Fils de l’icône Henry Fonda et frère de Jane, sa jeunesse avait eu des accents de mélo hollywoodien : sa mère issue de la haute bourgeoisie new-yorkaise est morte quand il avait 10 ans d'un suicide dans son hôpital psychiatrique (il ne l’apprendra qu’adulte). Si son père avait l’aura d’un pater familias aimant et humaniste, avec ses enfants, c’était un homme tyrannique et froid. Conséquence : Jane et Peter sont devenus des rebelles, l’incarnation de l’explosion 60’s.

On pourrait résumer la carrière et la vie de Peter Fonda à son rôle de Captain America, le hippie à moto d’Easy Rider. Ce ne serait pas tout à fait faux, mais cela resterait quand même injuste. Oui, Easy Rider changea radicalement le cinéma américain en permettant à la jeunesse de voir graver sur la pelloche ses élans, ses aspirations et son nihilisme. Oui, le road trip (célébré à Cannes en 70) signé Dennis Hopper a lancé le cinéma indépendant américain et surtout le Nouvel Hollywood et rien que pour sa participation à cette aventure, Fonda mériterait sa place dans les dicos de cinéma. 

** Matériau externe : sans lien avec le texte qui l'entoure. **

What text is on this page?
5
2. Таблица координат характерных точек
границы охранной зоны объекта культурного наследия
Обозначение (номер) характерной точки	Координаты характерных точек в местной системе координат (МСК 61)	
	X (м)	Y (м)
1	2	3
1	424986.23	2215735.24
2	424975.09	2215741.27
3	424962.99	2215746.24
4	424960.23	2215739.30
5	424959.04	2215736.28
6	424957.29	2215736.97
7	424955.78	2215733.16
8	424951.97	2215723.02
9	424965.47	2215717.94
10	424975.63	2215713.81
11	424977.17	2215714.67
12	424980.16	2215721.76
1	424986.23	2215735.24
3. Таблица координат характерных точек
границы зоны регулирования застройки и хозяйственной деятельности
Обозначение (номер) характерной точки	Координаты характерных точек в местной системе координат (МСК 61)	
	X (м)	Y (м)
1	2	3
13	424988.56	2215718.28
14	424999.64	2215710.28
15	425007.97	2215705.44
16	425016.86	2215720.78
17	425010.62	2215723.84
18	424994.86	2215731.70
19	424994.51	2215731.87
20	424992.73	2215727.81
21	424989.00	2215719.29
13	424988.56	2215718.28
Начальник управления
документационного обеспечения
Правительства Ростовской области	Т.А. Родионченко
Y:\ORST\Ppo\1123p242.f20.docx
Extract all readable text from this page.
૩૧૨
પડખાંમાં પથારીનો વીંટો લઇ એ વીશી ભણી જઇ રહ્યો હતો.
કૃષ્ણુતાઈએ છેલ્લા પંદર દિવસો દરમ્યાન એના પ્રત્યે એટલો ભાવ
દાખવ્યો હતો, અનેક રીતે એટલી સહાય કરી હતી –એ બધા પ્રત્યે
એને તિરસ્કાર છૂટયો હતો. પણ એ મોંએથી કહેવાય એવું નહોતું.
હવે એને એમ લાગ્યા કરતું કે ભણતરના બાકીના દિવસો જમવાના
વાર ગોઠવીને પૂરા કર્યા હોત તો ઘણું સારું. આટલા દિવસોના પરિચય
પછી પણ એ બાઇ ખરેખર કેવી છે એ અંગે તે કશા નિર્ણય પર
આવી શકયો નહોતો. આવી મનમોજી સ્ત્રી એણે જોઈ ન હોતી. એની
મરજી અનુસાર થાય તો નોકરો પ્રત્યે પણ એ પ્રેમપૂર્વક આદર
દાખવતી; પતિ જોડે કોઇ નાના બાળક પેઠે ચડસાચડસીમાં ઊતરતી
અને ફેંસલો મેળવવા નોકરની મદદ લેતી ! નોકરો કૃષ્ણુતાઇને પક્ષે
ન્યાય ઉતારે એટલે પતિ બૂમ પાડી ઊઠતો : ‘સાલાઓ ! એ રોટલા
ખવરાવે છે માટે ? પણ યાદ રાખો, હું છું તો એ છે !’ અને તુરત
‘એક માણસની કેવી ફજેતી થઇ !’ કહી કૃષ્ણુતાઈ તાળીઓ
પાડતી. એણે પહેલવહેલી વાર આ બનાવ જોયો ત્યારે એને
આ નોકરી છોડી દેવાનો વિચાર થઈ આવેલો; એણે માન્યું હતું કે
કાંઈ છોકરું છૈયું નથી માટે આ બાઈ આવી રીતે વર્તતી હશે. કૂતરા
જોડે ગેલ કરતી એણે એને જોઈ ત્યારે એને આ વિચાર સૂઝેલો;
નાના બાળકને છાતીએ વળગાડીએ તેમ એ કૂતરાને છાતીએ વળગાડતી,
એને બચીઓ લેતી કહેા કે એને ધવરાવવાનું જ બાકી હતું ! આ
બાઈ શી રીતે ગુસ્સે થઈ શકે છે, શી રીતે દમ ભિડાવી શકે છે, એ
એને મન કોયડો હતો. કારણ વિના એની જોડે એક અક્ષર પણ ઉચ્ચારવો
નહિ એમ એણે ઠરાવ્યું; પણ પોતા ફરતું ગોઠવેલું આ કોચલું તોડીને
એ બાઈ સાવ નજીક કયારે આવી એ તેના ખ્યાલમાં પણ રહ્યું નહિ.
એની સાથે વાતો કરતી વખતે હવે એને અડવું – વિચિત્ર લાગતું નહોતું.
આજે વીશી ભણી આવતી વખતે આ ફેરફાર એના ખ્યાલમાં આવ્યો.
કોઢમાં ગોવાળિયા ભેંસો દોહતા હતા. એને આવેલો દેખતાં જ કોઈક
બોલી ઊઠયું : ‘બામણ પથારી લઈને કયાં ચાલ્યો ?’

Pourtant c’est oublié que l’acteur était déjà une star avant 69, avant son voyage motorisé sur les routes californiennes. The Trip (en 1967) est par exemple une autre date fondatrice : ce film de Corman réunit Dennis Hopper et Fonda, vedette montante de l’époque. Son physique de play-boy blond et pieds nus fait fureur chez les jeunes qui adorent ses films de motards. L’acteur en quelques années s’était imposé comme une icône d’une nouvelle génération envapée, nourrie de surf, de motos, de rock et de psychédélisme. Et après Easy Rider, dans les années 70, Peter Fonda va continuer de jouer ou de signer des films peut-être moins célèbres mais tout aussi saisissants. On pourrait citer son premier film de réalisateur, The Hired Hand, western conçu comme un hommage à La Poursuite infernale de Ford (et avec papa), joli film amer qui raconte l’odyssée de trois cowboys errants qui ne rêvent finalement que de sédentarité et de normalité ; son rôle dans The Last Movie, l’autre film culte et halluciné de Dennis Hopper ; ou bien son personnage de driver fou et dangereux dans Larry le dingue et Mary la garce, génial polar motorisé, film générationnel et totalement cintré réalisé par John Hough, réalisateur d’épisodes cultes de Chapeau Melon et bottes de cuir et du futur Incubus

Mais au fond, Peter Fonda se foutait éperdument de sa carrière et faisait ce que bon lui semblait, star nonchalante et dilettante. Les années 80 et le début des 90’s le voient émarger dans des séries B de plus (L’équipée du Canonball où il se parodie en chef de motards) ou moins (Dance of the dwarfs) gros calibre avant de redevenir vers la fin des années 90 une icône générationnelle pour des cinéastes en colère. On aperçoit sa silhouette un peu usée dans Grace of my heart d’Allison Anders ; il est Pipeline dans Los Angeles 2013 de Carpenter et surtout Terry Valentine, un producteur de rock qui a vendu ses idéaux de jeunesse contre de l’argent (villa avec piscine à Beverly Hills) dans L’Anglais de Soderbergh…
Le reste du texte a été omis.